The ice fall killed three Korean and two Nepali climbers, and left around a dozen more, exhausted from the ascent, stranded in the thin air above the Bottleneck.

Wilco van Rooijen, the rescued leader of a Dutch team that lost at least three members, recounted to Reuters from his hospital bed in the northern Pakistani town of Skardu how he slept without a sleeping bag, food or water.

Van Rooijen said he was screaming instructions for people to work together, but they appeared consumed by self-preservation.

"They were thinking of my gas, my rope, whatever," he said. "Actually everybody was fighting for himself and I still do not understand why everybody was leaving each other."

Some tried to find their own way off a mountain where anyone who goes missing almost inevitably dies.

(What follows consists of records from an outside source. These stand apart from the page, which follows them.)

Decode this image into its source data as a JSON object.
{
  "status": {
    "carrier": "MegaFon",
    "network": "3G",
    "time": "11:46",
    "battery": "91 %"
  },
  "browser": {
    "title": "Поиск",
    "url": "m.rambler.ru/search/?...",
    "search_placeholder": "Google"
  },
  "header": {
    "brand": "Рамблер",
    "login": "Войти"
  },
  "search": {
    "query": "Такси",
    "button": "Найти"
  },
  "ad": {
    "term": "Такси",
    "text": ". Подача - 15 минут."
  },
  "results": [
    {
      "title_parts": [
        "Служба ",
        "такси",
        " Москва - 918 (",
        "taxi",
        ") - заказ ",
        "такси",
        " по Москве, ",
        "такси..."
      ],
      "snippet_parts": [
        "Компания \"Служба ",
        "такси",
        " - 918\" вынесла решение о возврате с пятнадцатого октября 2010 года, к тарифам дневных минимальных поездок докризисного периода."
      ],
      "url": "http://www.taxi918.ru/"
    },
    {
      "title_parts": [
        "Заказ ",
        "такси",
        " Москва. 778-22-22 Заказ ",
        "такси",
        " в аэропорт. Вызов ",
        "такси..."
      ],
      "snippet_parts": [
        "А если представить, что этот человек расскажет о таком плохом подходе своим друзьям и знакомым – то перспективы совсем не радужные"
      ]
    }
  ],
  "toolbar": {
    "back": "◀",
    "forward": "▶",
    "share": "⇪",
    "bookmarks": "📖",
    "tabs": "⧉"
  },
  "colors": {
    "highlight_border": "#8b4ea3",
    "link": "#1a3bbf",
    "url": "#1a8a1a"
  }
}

"People were running down but didn't know where to go, so a lot of people were lost on the mountain on the wrong side, wrong route, and then you have a big problem and then things like that happen," van Rooijen said.

One Swedish survivor, Fredrik Strang, had earlier described to U.S. broadcaster CNN how people "froze to death" during the night and spoke of a sense of foreboding after a Serbian climber and a Pakistani plunged to their deaths on the ascent.

'Summit fever'

Questions will inevitably arise over whether the climbers' judgment was fatally clouded by desire to reach the summit, a condition known in mountaineering circles as "summit fever."

Some teams summited in darkness after 8.00 p.m., according to Nazir Sabir, president of the Alpine Club of Pakistan.

Critics spoke of summit fever in the wake of the previous deadliest day in K2's history, August 13, 1995, when six people fell or disappeared during a storm, including British female climber Alison Hargreaves.

Risks multiplied when small teams made simultaneous summit bids, according to veteran Pakistani mountaineer Sher Khan.

His old climbing partner, the legendary Italian alpinist Reinhold Messner told Reuters in Italy that commercial mountaineering had led to more fatalities as inexperienced people, regardless of their strength, faced situations without knowing how to react.

Certainly, van Rooijen was full of recriminations.

"The biggest mistake we made was that we tried to make agreements. Everybody had his own responsibility and then some people did not do what they promised," the Dutchman said.

More than 70 climbers have died on K2. In mountaineering records the ones who lost their lives after conquering the mountain have an asterisk by their name.